Les AOC vaudoises font une nouvelle victime

Les AOC vaudoises font une nouvelle victime

Le Matin-Dimanche de ce jour, 2 novembre 2014, révèle que le principal courtier vaudois s’est fait prendre dans un coupage illicite de vin blanc de Saint-Saphorin. L’erreur porterait sur 2,5% d’excédent d’assemblage, sur un total de 60’000 litres, soit 75’000 bouteilles à destination de Coop. L’autorité à qui le chimiste cantonal vaudois doit dénoncer ce genre de cas, le préfet, a prononcé une amende de 4’000 francs. Mais le ministère vaudois a recouru, au motif que le courtier devrait rembourser la somme encaissée en plus, pour un Saint-Saphorin AOC Lavaux, plus prestigieux que le vin contenu dans la bouteille.

Par Pierre Thomas

Ce cas est intéressant. Il montre le laxisme de la législation vaudoise sur les AOC, notamment pour le chasselas. Jusqu’au règlement du 27 mai 2009, chaque «lieu de production», en réalité un périmètre déterminé géographiquement portant le nom de «village», était recensé comme AOC. En 2009, pour satisfaire (partiellement!) à des remarques faites par le Tribunal des communautés européennes sur l’AOC Champagne, les Vaudois ont corrigé le tir en découpant le vignoble en six AOC régionales. Puis, 1er avril 2013, ils ont rétabli Calamin et Dézaley dans une ssuper-AOC, mélangeant la notion d’AOC et de grand cru, ni coupé, ni ouillé.

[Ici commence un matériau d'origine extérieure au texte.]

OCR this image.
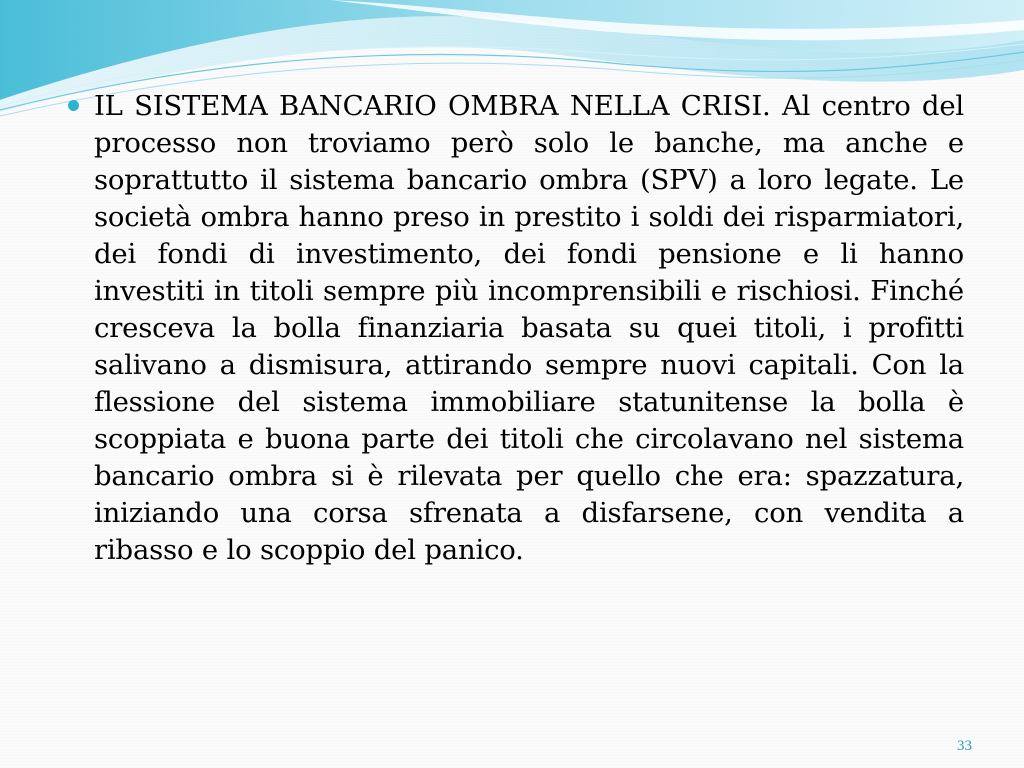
IL SISTEMA BANCARIO OMBRA NELLA CRISI. Al centro del processo non troviamo però solo le banche, ma anche e soprattutto il sistema bancario ombra (SPV) a loro legate. Le società ombra hanno preso in prestito i soldi dei risparmiatori, dei fondi di investimento, dei fondi pensione e li hanno investiti in titoli sempre più incomprensibili e rischiosi. Finché cresceva la bolla finanziaria basata su quei titoli, i profitti salivano a dismisura, attirando sempre nuovi capitali. Con la flessione del sistema immobiliare statunitense la bolla è scoppiata e buona parte dei titoli che circolavano nel sistema bancario ombra si è rilevata per quello che era: spazzatura, iniziando una corsa sfrenata a disfarsene, con vendita a ribasso e lo scoppio del panico.

33
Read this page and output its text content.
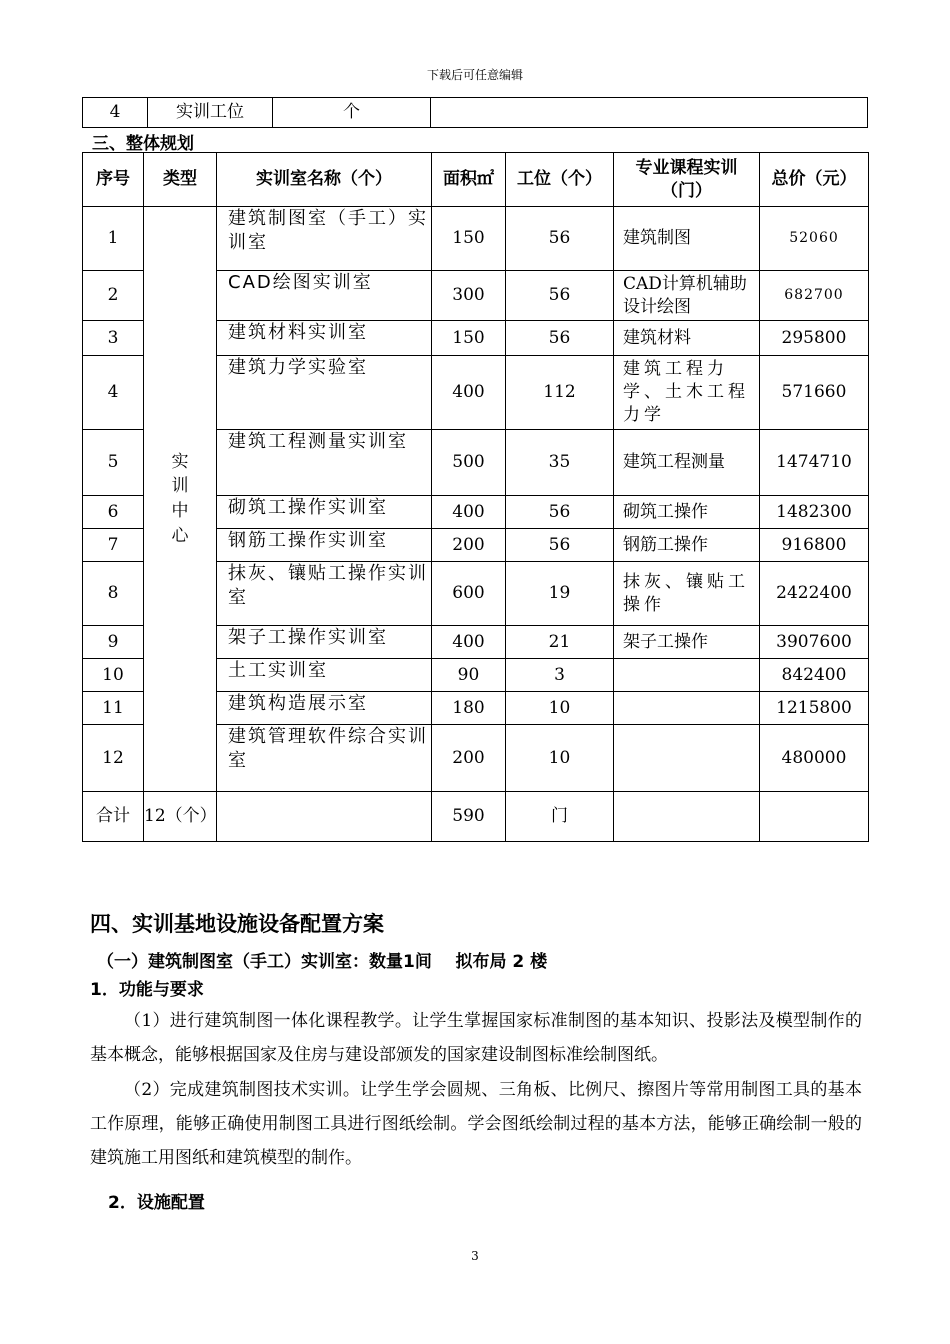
下载后可任意编辑
4	实训工位	个	
三、整体规划
序号	类型	实训室名称（个）	面积㎡	工位（个）	专业课程实训（门）	总价（元）
1	实训中心	建筑制图室（手工）实训室	150	56	建筑制图	52060
2		CAD绘图实训室	300	56	CAD计算机辅助设计绘图	682700
3		建筑材料实训室	150	56	建筑材料	295800
4		建筑力学实验室	400	112	建筑工程力学、土木工程力学	571660
5		建筑工程测量实训室	500	35	建筑工程测量	1474710
6		砌筑工操作实训室	400	56	砌筑工操作	1482300
7		钢筋工操作实训室	200	56	钢筋工操作	916800
8		抹灰、镶贴工操作实训室	600	19	抹灰、镶贴工操作	2422400
9		架子工操作实训室	400	21	架子工操作	3907600
10		土工实训室	90	3		842400
11		建筑构造展示室	180	10		1215800
12		建筑管理软件综合实训室	200	10		480000
合计	12（个）		590	门		
四、实训基地设施设备配置方案
（一）建筑制图室（手工）实训室：数量1间    拟布局 2 楼
1．功能与要求
（1）进行建筑制图一体化课程教学。让学生掌握国家标准制图的基本知识、投影法及模型制作的基本概念，能够根据国家及住房与建设部颁发的国家建设制图标准绘制图纸。
（2）完成建筑制图技术实训。让学生学会圆规、三角板、比例尺、擦图片等常用制图工具的基本工作原理，能够正确使用制图工具进行图纸绘制。学会图纸绘制过程的基本方法，能够正确绘制一般的建筑施工用图纸和建筑模型的制作。
2．设施配置
3
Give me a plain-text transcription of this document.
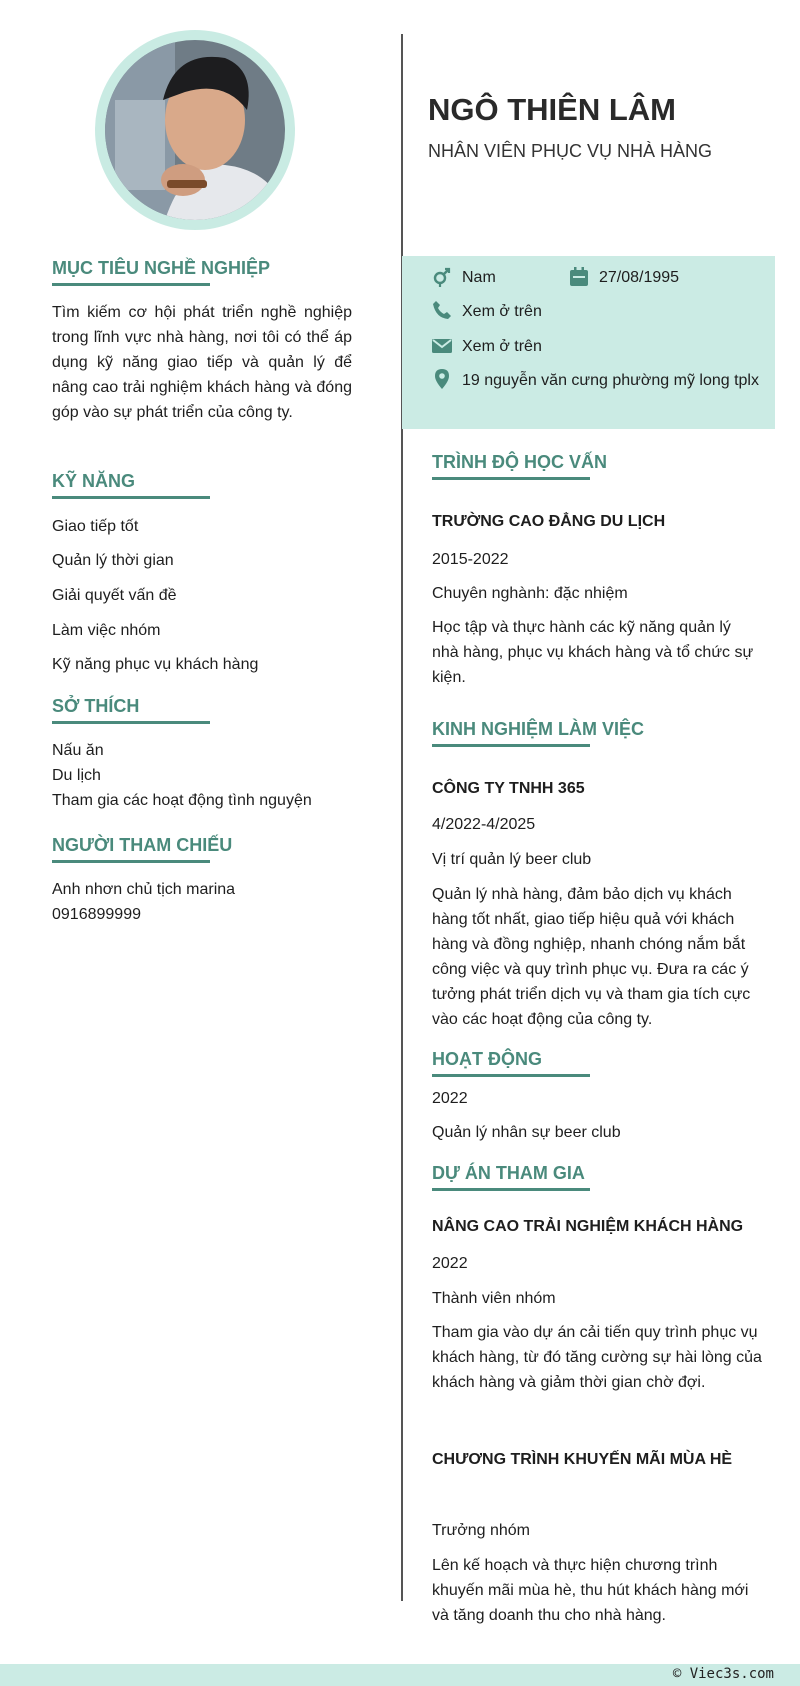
NGÔ THIÊN LÂM
NHÂN VIÊN PHỤC VỤ NHÀ HÀNG
Nam	27/08/1995
Xem ở trên
Xem ở trên
19 nguyễn văn cưng phường mỹ long tplx
MỤC TIÊU NGHỀ NGHIỆP

Tìm kiếm cơ hội phát triển nghề nghiệp trong lĩnh vực nhà hàng, nơi tôi có thể áp dụng kỹ năng giao tiếp và quản lý để nâng cao trải nghiệm khách hàng và đóng góp vào sự phát triển của công ty.

KỸ NĂNG
Giao tiếp tốt
Quản lý thời gian
Giải quyết vấn đề
Làm việc nhóm
Kỹ năng phục vụ khách hàng
SỞ THÍCH
Nấu ăn
Du lịch
Tham gia các hoạt động tình nguyện
NGƯỜI THAM CHIẾU
Anh nhơn chủ tịch marina
0916899999
TRÌNH ĐỘ HỌC VẤN
TRƯỜNG CAO ĐẲNG DU LỊCH
2015-2022
Chuyên nghành: đặc nhiệm

Học tập và thực hành các kỹ năng quản lý nhà hàng, phục vụ khách hàng và tổ chức sự kiện.

KINH NGHIỆM LÀM VIỆC
CÔNG TY TNHH 365
4/2022-4/2025
Vị trí quản lý beer club

Quản lý nhà hàng, đảm bảo dịch vụ khách hàng tốt nhất, giao tiếp hiệu quả với khách hàng và đồng nghiệp, nhanh chóng nắm bắt công việc và quy trình phục vụ. Đưa ra các ý tưởng phát triển dịch vụ và tham gia tích cực vào các hoạt động của công ty.

HOẠT ĐỘNG
2022
Quản lý nhân sự beer club
DỰ ÁN THAM GIA
NÂNG CAO TRẢI NGHIỆM KHÁCH HÀNG
2022
Thành viên nhóm

Tham gia vào dự án cải tiến quy trình phục vụ khách hàng, từ đó tăng cường sự hài lòng của khách hàng và giảm thời gian chờ đợi.

CHƯƠNG TRÌNH KHUYẾN MÃI MÙA HÈ
Trưởng nhóm

Lên kế hoạch và thực hiện chương trình khuyến mãi mùa hè, thu hút khách hàng mới và tăng doanh thu cho nhà hàng.

© Viec3s.com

Un trop large droit de coupage

Ce qui fait problème dans le découpage des AOC vaudoises, c’est précisément ce droit de coupage ou d’assemblage. Au passage, dans son explication, Le Matin-Dimanche oublie un élément aggravant. Sur l’assemblage «vaudois» toléré de 40% de la région de Lavaux ajouté à 60% d’un Saint-Saphorin AOC Lavaux, se superpose encore 10% de «coupage origine», mentionné par la législation fédérale. En réalité dans tout village mentionné sur l’étiquette avec l’AOC régionale vaudoise, il peut n’y avoir seulement 54,54% de vin provenant de ce «village» (déjà étendu à un périmètre nommé «lieu de production»).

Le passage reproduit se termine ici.